Das Fass läuft über, siehe Prolog Plötzlich allein in Westafrika, was nun?

Direkt über den Sklavenverließen haben die europäischen Sklavenhändler herrschaftlich mit dem Segen vom Papst gelebt. Beim Kirchgang am Sonntag gab es extra beim Eingang ein Loch zum runter schauen auf das unvorstellbare Leid. 

Hier geht es weiter:

Die Entscheidung ist gefallen (3)

Und hier zum Anfang der Serie
Plötzlich allein in Westafrika, was nun?

2 Kommentare zu “Als Frau alleinreisend in Westafrika (2)

  1. Monika Lacher

    Hallo liebe Barbara!

    Vielen Dank für Deine interessanten Reiseberichte.

    Mutig und tapfer konntest Du alles bewältigen, Respekt!
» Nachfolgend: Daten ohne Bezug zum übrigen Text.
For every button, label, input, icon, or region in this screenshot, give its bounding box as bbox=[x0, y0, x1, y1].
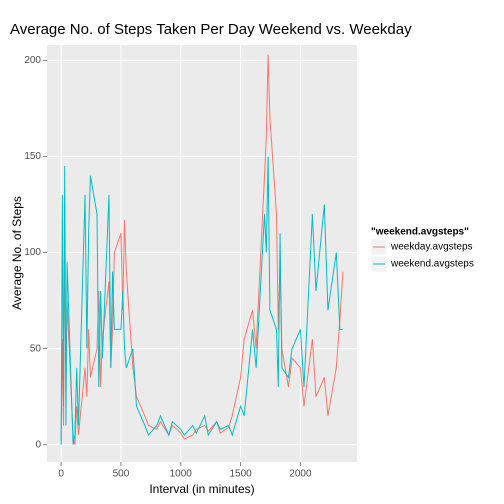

    Ich war heuer im Übrigen 12 Tage am Stück bei den Ausgrabungen in der Hammerschmiede dabei. Sonja Helmer und Klaus Schamel waren auch wieder mit dabei. Gestern hat Madelaine einen Vortrag im Memminger Museum gehalten, in dem Klaus als Kurator eine Ausstellung organisiert hat.

    Herzliche Grüße

    Monika Lacher

    1. Barbara Autor des Beitrags

      Vielen Dank liebe Monika!

      12 Tage graben, oh wie cool 😎
      Dieses Jahr war es für mich leider zu knapp. Die Woche geht es wieder los nach Afrika.